The ministry has insisted the protest be peaceful, he said. Authorities banned two previous protests on October 21 and November 4 but the opposition went ahead and staged processions which turned violent.
More than 150 protesters and 24 policemen were slightly injured when riot police used teargas and stun grenades to disperse the two rallies.
Opposition activists, whose parties have called for an election boycott, said on Twitter that they had received the permit and will go ahead with the protest on Friday, a day before the polls.
The Islamist, nationalist and liberal opposition has been protesting against the government for unilaterally amending the electoral law even after the top court in the oil-rich Gulf state ruled the legislation was in line with the constitution. The opposition charges that the amendment clears the way for the election of a pro-government parliament.
Hackers on trial in Turkey for first time
ANKARA: A group of Internet hackers appeared in an Ankara court yesterday on charges of terrorism, the first time alleged cyber criminals have been put on trial in Turkey, local media reported. The 10 members of the “Redhack” group are accused of belonging to an armed terrorist organisation, illegally obtaining confidential documents and personal information, as well as cracking into private systems without authorisation.

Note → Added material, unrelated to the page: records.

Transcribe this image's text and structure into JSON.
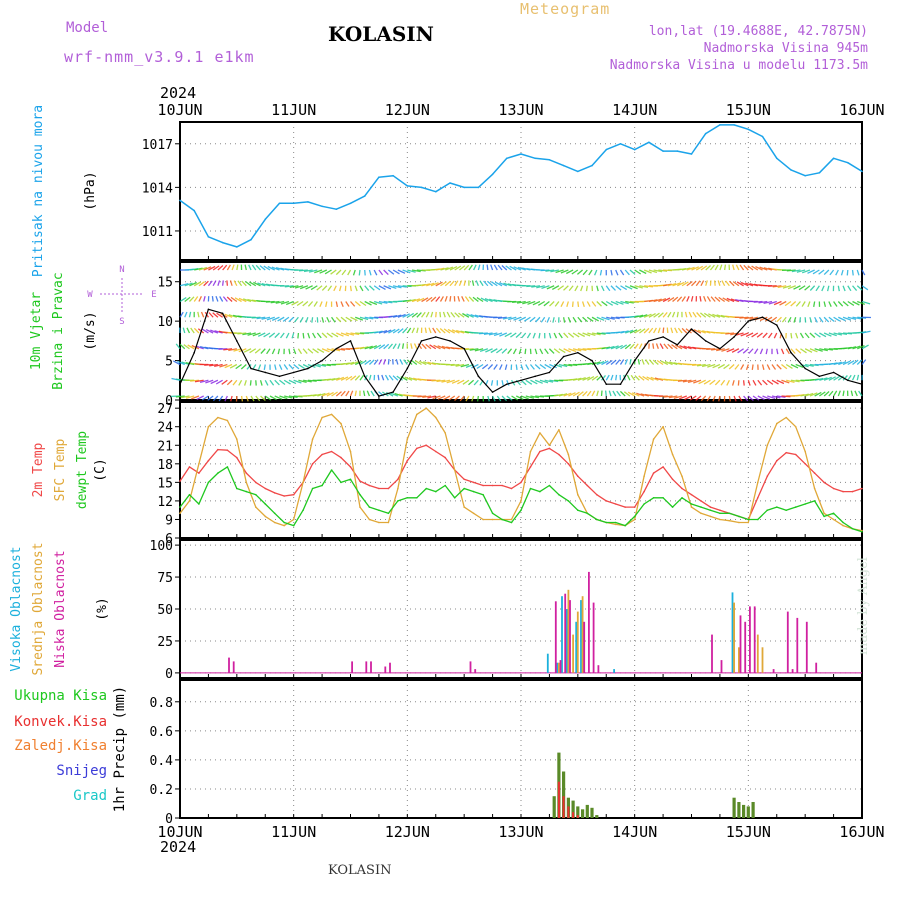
{
  "header": {
    "model_label": "Model",
    "model_name": "wrf-nmm_v3.9.1  e1km",
    "station": "KOLASIN",
    "product": "Meteogram",
    "lonlat": "lon,lat (19.4688E, 42.7875N)",
    "elevation": "Nadmorska Visina 945m",
    "model_elevation": "Nadmorska Visina u modelu 1173.5m",
    "year": "2024",
    "footer_station": "KOLASIN",
    "credit": "made by Angel"
  },
  "colors": {
    "pressure": "#1aa3ea",
    "wind_speed": "#000000",
    "temp_2m": "#f04848",
    "temp_sfc": "#e0a838",
    "dewpoint": "#1fc81f",
    "cloud_high": "#1bb0dc",
    "cloud_mid": "#e0a838",
    "cloud_low": "#d020a0",
    "precip_total": "#5a8a28",
    "precip_conv": "#e83030",
    "axis_label_purple": "#b25fd8",
    "grid": "#888888"
  },
  "chart_data": [
    {
      "id": "pressure",
      "type": "line",
      "title": "",
      "ylabel_lines": [
        "Pritisak na nivou mora",
        "(hPa)"
      ],
      "x_ticks": [
        "10JUN",
        "11JUN",
        "12JUN",
        "13JUN",
        "14JUN",
        "15JUN",
        "16JUN"
      ],
      "ylim": [
        1009,
        1018.5
      ],
      "yticks": [
        1011,
        1014,
        1017
      ],
      "grid": true,
      "series": [
        {
          "values_x_hours": [
            0,
            3,
            6,
            9,
            12,
            15,
            18,
            21,
            24,
            27,
            30,
            33,
            36,
            39,
            42,
            45,
            48,
            51,
            54,
            57,
            60,
            63,
            66,
            69,
            72,
            75,
            78,
            81,
            84,
            87,
            90,
            93,
            96,
            99,
            102,
            105,
            108,
            111,
            114,
            117,
            120,
            123,
            126,
            129,
            132,
            135,
            138,
            141,
            144
          ],
          "values": [
            1013.1,
            1012.4,
            1010.6,
            1010.2,
            1009.9,
            1010.4,
            1011.8,
            1012.9,
            1012.9,
            1013.0,
            1012.7,
            1012.5,
            1012.9,
            1013.4,
            1014.7,
            1014.8,
            1014.1,
            1014.0,
            1013.7,
            1014.3,
            1014.0,
            1014.0,
            1014.9,
            1016.0,
            1016.3,
            1016.0,
            1015.9,
            1015.5,
            1015.1,
            1015.5,
            1016.6,
            1017.0,
            1016.6,
            1017.1,
            1016.5,
            1016.5,
            1016.3,
            1017.7,
            1018.3,
            1018.3,
            1018.0,
            1017.5,
            1016.0,
            1015.2,
            1014.8,
            1015.0,
            1016.0,
            1015.7,
            1015.1
          ]
        }
      ]
    },
    {
      "id": "wind",
      "type": "line",
      "ylabel_lines": [
        "10m Vjetar",
        "Brzina i Pravac",
        "(m/s)"
      ],
      "compass": {
        "north": "N",
        "west": "W",
        "east": "E",
        "south": "S"
      },
      "ylim": [
        0,
        17.5
      ],
      "yticks": [
        0,
        5,
        10,
        15
      ],
      "grid": true,
      "series": [
        {
          "name": "speed",
          "values_x_hours": [
            0,
            3,
            6,
            9,
            12,
            15,
            18,
            21,
            24,
            27,
            30,
            33,
            36,
            39,
            42,
            45,
            48,
            51,
            54,
            57,
            60,
            63,
            66,
            69,
            72,
            75,
            78,
            81,
            84,
            87,
            90,
            93,
            96,
            99,
            102,
            105,
            108,
            111,
            114,
            117,
            120,
            123,
            126,
            129,
            132,
            135,
            138,
            141,
            144
          ],
          "values": [
            2.0,
            6.0,
            11.5,
            11.0,
            7.5,
            4.0,
            3.5,
            3.0,
            3.5,
            4.0,
            5.0,
            6.5,
            7.5,
            3.0,
            0.5,
            1.0,
            4.0,
            7.5,
            8.0,
            7.5,
            6.5,
            3.0,
            1.0,
            2.0,
            2.5,
            3.0,
            3.5,
            5.5,
            6.0,
            5.0,
            2.0,
            2.0,
            5.0,
            7.5,
            8.0,
            7.0,
            9.0,
            7.5,
            6.5,
            8.0,
            10.0,
            10.5,
            9.5,
            6.0,
            4.0,
            3.0,
            3.5,
            2.5,
            2.0
          ]
        }
      ]
    },
    {
      "id": "temperature",
      "type": "line",
      "ylabel_lines": [
        "2m Temp",
        "SFC Temp",
        "dewpt Temp",
        "(C)"
      ],
      "ylim": [
        6,
        28
      ],
      "yticks": [
        6,
        9,
        12,
        15,
        18,
        21,
        24,
        27
      ],
      "grid": true,
      "series": [
        {
          "name": "2m Temp",
          "values_x_hours": [
            0,
            2,
            4,
            6,
            8,
            10,
            12,
            14,
            16,
            18,
            20,
            22,
            24,
            26,
            28,
            30,
            32,
            34,
            36,
            38,
            40,
            42,
            44,
            46,
            48,
            50,
            52,
            54,
            56,
            58,
            60,
            62,
            64,
            66,
            68,
            70,
            72,
            74,
            76,
            78,
            80,
            82,
            84,
            86,
            88,
            90,
            92,
            94,
            96,
            98,
            100,
            102,
            104,
            106,
            108,
            110,
            112,
            114,
            116,
            118,
            120,
            122,
            124,
            126,
            128,
            130,
            132,
            134,
            136,
            138,
            140,
            142,
            144
          ],
          "values": [
            15.2,
            17.5,
            16.5,
            18.5,
            20.3,
            20.2,
            19.0,
            16.5,
            15.0,
            14.0,
            13.3,
            12.8,
            13.0,
            15.0,
            18.0,
            19.5,
            20.0,
            19.0,
            17.5,
            15.2,
            14.5,
            14.0,
            14.0,
            15.5,
            18.5,
            20.5,
            21.0,
            20.0,
            19.0,
            17.0,
            15.5,
            15.0,
            14.5,
            14.5,
            14.5,
            14.0,
            15.0,
            17.5,
            20.0,
            20.5,
            19.5,
            18.0,
            16.0,
            14.5,
            13.0,
            12.0,
            11.5,
            11.0,
            11.0,
            13.5,
            16.5,
            17.5,
            15.5,
            14.0,
            13.0,
            12.0,
            11.0,
            10.5,
            10.0,
            9.5,
            9.0,
            12.5,
            16.0,
            18.5,
            19.8,
            19.5,
            18.0,
            16.5,
            15.0,
            14.0,
            13.5,
            13.5,
            14.0
          ]
        },
        {
          "name": "SFC Temp",
          "values_x_hours": [
            0,
            2,
            4,
            6,
            8,
            10,
            12,
            14,
            16,
            18,
            20,
            22,
            24,
            26,
            28,
            30,
            32,
            34,
            36,
            38,
            40,
            42,
            44,
            46,
            48,
            50,
            52,
            54,
            56,
            58,
            60,
            62,
            64,
            66,
            68,
            70,
            72,
            74,
            76,
            78,
            80,
            82,
            84,
            86,
            88,
            90,
            92,
            94,
            96,
            98,
            100,
            102,
            104,
            106,
            108,
            110,
            112,
            114,
            116,
            118,
            120,
            122,
            124,
            126,
            128,
            130,
            132,
            134,
            136,
            138,
            140,
            142,
            144
          ],
          "values": [
            10.0,
            12.0,
            18.0,
            24.0,
            25.5,
            25.0,
            22.0,
            15.0,
            11.0,
            9.5,
            8.5,
            8.0,
            9.0,
            15.0,
            22.0,
            25.5,
            26.0,
            24.5,
            20.0,
            11.0,
            9.0,
            8.5,
            8.5,
            14.0,
            22.0,
            26.0,
            27.0,
            25.5,
            23.0,
            17.0,
            11.0,
            10.0,
            9.0,
            9.0,
            9.0,
            9.0,
            12.0,
            20.0,
            23.0,
            21.0,
            23.5,
            19.5,
            13.0,
            10.0,
            9.0,
            8.5,
            8.2,
            8.0,
            9.0,
            16.0,
            22.0,
            24.0,
            19.5,
            16.0,
            11.0,
            10.0,
            9.5,
            9.0,
            8.8,
            8.5,
            8.5,
            15.0,
            21.0,
            24.5,
            25.5,
            24.0,
            20.0,
            14.0,
            10.0,
            9.0,
            8.0,
            7.5,
            7.2
          ]
        },
        {
          "name": "dewpt Temp",
          "values_x_hours": [
            0,
            2,
            4,
            6,
            8,
            10,
            12,
            14,
            16,
            18,
            20,
            22,
            24,
            26,
            28,
            30,
            32,
            34,
            36,
            38,
            40,
            42,
            44,
            46,
            48,
            50,
            52,
            54,
            56,
            58,
            60,
            62,
            64,
            66,
            68,
            70,
            72,
            74,
            76,
            78,
            80,
            82,
            84,
            86,
            88,
            90,
            92,
            94,
            96,
            98,
            100,
            102,
            104,
            106,
            108,
            110,
            112,
            114,
            116,
            118,
            120,
            122,
            124,
            126,
            128,
            130,
            132,
            134,
            136,
            138,
            140,
            142,
            144
          ],
          "values": [
            11.0,
            13.0,
            11.5,
            15.0,
            16.5,
            17.5,
            14.0,
            13.5,
            13.0,
            11.5,
            10.0,
            8.5,
            8.0,
            10.5,
            14.0,
            14.5,
            17.0,
            15.0,
            15.5,
            13.0,
            11.0,
            10.5,
            10.0,
            12.0,
            12.5,
            12.5,
            14.0,
            13.5,
            14.5,
            12.5,
            14.0,
            13.5,
            13.0,
            10.0,
            9.0,
            8.5,
            10.5,
            14.0,
            13.5,
            14.5,
            13.0,
            12.0,
            10.5,
            10.0,
            9.0,
            8.5,
            8.5,
            8.0,
            9.5,
            11.5,
            12.5,
            12.5,
            11.0,
            12.5,
            11.5,
            11.0,
            10.5,
            10.0,
            10.0,
            9.5,
            9.0,
            9.0,
            10.5,
            11.0,
            10.5,
            11.0,
            11.5,
            12.0,
            9.5,
            10.0,
            8.5,
            7.5,
            7.0
          ]
        }
      ]
    },
    {
      "id": "clouds",
      "type": "bar",
      "ylabel_lines": [
        "Visoka Oblacnost",
        "Srednja Oblacnost",
        "Niska Oblacnost",
        "(%)"
      ],
      "ylim": [
        -4,
        104
      ],
      "yticks": [
        0,
        25,
        50,
        75,
        100
      ],
      "grid": true,
      "series": [
        {
          "name": "Visoka Oblacnost",
          "values_x_hours": [
            78,
            80,
            81,
            82,
            84,
            85,
            92,
            117
          ],
          "values": [
            15,
            8,
            60,
            50,
            40,
            57,
            3,
            63
          ]
        },
        {
          "name": "Srednja Oblacnost",
          "values_x_hours": [
            80,
            82,
            83,
            84,
            85,
            117,
            118,
            122,
            123
          ],
          "values": [
            8,
            65,
            30,
            48,
            60,
            55,
            20,
            30,
            20
          ]
        },
        {
          "name": "Niska Oblacnost",
          "values_x_hours": [
            10,
            11,
            36,
            39,
            40,
            43,
            44,
            61,
            62,
            79,
            80,
            81,
            82,
            85,
            86,
            87,
            88,
            112,
            114,
            118,
            119,
            120,
            121,
            125,
            128,
            129,
            130,
            132,
            134
          ],
          "values": [
            12,
            9,
            9,
            9,
            9,
            5,
            8,
            9,
            3,
            56,
            10,
            62,
            57,
            40,
            79,
            55,
            6,
            30,
            10,
            45,
            40,
            52,
            52,
            3,
            48,
            3,
            43,
            40,
            8
          ]
        }
      ]
    },
    {
      "id": "precip",
      "type": "bar",
      "ylabel_lines": [
        "Ukupna Kisa",
        "Konvek.Kisa",
        "Zaledj.Kisa",
        "Snijeg",
        "Grad",
        "1hr Precip (mm)"
      ],
      "ylim": [
        0,
        0.95
      ],
      "yticks": [
        0,
        0.2,
        0.4,
        0.6,
        0.8
      ],
      "grid": true,
      "series": [
        {
          "name": "Ukupna Kisa",
          "values_x_hours": [
            79,
            80,
            81,
            82,
            83,
            84,
            85,
            86,
            87,
            88,
            117,
            118,
            119,
            120,
            121
          ],
          "values": [
            0.15,
            0.45,
            0.32,
            0.14,
            0.12,
            0.08,
            0.06,
            0.09,
            0.07,
            0.02,
            0.14,
            0.11,
            0.09,
            0.08,
            0.11
          ]
        },
        {
          "name": "Konvek.Kisa",
          "values_x_hours": [
            80,
            81,
            82,
            83,
            84
          ],
          "values": [
            0.25,
            0.15,
            0.08,
            0.04,
            0.02
          ]
        }
      ]
    }
  ]
}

The court released three of the suspects who had been in custody since March, the state-run Anatolia news agency reported.
The defendants, who deny the charges, risk prison sentences ranging from eight to 24 years if convicted. Redhack claims to be affiliated with the international hackers’ group Anonymous group, and has carried out several online attacks against state and private domains since 1997. Some of the websites they targeted have included the Turkish intelligence agency, the country’s Internet watchdog and Turkish Airlines.